To relieve Gloria’s embarrassment at being ignored, Mary pretended Gloria had intended to converse with her instead. “We’ll have to make do. I have a pair of those new nylon stockings, and I like them. The government needs silk for parachutes for all the planes we’re building, and Jim says silk is used in powder bags for the large guns on battleships and—”

“Oh, the war. I’m so tired of it, and we haven’t fired a shot.” Gloria leaned back and rested on her palms.

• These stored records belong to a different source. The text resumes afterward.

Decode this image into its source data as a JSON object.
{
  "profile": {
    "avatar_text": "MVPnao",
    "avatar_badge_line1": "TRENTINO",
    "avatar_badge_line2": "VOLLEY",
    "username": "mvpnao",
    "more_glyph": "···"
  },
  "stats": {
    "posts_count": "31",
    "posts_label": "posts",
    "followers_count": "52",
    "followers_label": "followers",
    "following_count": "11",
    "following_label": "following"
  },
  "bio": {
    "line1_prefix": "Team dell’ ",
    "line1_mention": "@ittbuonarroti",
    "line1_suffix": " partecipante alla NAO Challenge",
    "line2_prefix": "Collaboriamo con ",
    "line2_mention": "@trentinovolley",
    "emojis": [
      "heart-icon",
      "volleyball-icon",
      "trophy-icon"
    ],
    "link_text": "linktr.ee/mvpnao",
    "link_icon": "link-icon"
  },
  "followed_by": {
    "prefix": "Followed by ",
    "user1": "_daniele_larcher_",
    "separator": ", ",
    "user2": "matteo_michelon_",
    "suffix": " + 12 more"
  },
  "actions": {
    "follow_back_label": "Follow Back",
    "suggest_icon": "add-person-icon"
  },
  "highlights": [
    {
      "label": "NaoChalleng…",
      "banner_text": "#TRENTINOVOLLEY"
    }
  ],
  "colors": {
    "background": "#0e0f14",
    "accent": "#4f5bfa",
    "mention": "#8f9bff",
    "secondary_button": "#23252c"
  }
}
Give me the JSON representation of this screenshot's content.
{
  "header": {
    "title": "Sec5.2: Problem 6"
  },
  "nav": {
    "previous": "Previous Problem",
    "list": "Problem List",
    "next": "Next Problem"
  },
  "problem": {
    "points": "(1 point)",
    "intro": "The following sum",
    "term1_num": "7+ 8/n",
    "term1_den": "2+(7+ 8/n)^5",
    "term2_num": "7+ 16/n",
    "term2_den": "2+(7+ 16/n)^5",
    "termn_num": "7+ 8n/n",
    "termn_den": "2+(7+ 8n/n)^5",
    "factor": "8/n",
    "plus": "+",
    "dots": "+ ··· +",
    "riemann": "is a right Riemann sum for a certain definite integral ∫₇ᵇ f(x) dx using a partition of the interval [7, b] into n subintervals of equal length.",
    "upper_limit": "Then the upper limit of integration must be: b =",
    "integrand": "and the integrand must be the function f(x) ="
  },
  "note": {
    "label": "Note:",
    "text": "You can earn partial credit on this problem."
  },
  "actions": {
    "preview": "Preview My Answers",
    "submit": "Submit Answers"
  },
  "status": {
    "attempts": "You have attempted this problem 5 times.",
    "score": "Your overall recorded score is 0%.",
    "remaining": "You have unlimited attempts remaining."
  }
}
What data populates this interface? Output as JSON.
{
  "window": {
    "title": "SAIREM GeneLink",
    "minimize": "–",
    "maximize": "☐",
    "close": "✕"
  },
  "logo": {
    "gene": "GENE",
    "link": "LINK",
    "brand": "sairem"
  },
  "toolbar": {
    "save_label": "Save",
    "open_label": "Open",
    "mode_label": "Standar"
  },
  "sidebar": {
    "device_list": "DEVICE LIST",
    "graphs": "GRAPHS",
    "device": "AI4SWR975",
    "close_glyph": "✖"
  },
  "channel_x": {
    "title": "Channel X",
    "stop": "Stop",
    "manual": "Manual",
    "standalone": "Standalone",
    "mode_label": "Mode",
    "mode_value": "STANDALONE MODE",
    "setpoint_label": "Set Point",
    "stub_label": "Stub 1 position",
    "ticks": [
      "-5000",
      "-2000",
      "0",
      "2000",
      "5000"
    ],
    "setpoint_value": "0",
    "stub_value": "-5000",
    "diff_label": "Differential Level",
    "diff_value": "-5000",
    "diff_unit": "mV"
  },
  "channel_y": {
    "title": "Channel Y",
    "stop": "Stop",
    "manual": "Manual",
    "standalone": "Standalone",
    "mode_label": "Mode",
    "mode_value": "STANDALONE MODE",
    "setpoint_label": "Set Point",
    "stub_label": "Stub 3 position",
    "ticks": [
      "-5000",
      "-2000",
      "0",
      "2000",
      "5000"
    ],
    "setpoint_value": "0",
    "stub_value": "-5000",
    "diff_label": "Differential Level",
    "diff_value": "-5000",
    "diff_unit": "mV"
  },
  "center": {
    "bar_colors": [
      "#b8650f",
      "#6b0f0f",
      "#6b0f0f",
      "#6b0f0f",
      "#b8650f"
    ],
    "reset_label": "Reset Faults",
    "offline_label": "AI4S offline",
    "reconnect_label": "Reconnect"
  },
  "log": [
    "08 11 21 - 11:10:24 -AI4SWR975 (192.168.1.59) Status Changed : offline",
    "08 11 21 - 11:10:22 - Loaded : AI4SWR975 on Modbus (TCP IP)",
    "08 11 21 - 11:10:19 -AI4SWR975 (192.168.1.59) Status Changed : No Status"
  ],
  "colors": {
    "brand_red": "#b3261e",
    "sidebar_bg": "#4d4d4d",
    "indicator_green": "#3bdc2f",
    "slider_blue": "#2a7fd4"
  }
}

She frowned in her boyfriend’s direction. “He hasn’t paid me any attention all day.”

Mary laid her cheek on her crossed forearms and gave Gloria a sympathetic smile. Gloria certainly flaunted herself, with her tiny light green two-piece swimsuit and many provocative looks and poses. In comparison, Mary felt dowdy in her modest one-piece.

Gloria glanced over to the pier. “Well, Jim’s paying attention to you. What’d I tell you? All you had to do was show off your figure.”

Mary winced. She flipped to see the pier, see if Jim had heard, but he was chatting with Arch and tying a line to a cleat. Relief poured out in a sigh. She faced Gloria again. “I’m not trying to show off.”

“Maybe not, but he’s noticing.”

“Do you think so?” Mary kept her voice low. Maybe that would encourage Gloria to do likewise.

She laughed. “Oh, honey, I know so. He likes you.”

Hope fluttered in her chest, and she ventured another glance at him. He looked so good in his swim trunks as he climbed back onto the boat with long muscular legs. More than hope fluttered inside her, but her common sense squelched it.

She raised herself on her elbows. “I don’t think so. Not like that. In high school, he was madly in love with my best friend. He couldn’t take his eyes off her, practically drooled over her. He doesn’t act that way with me. Not at all.”

Gloria tapped Mary’s elbow with her toes. “He isn’t a schoolboy anymore. He’s a grown man.”

Grown nicely too. As he lashed down a sail, the muscles of his chest and arms worked. Once when she’d stood at the helm, he’d squeezed behind her, his chest hair brushing the back of her arm. Her cheeks heated at the remembered intimacy.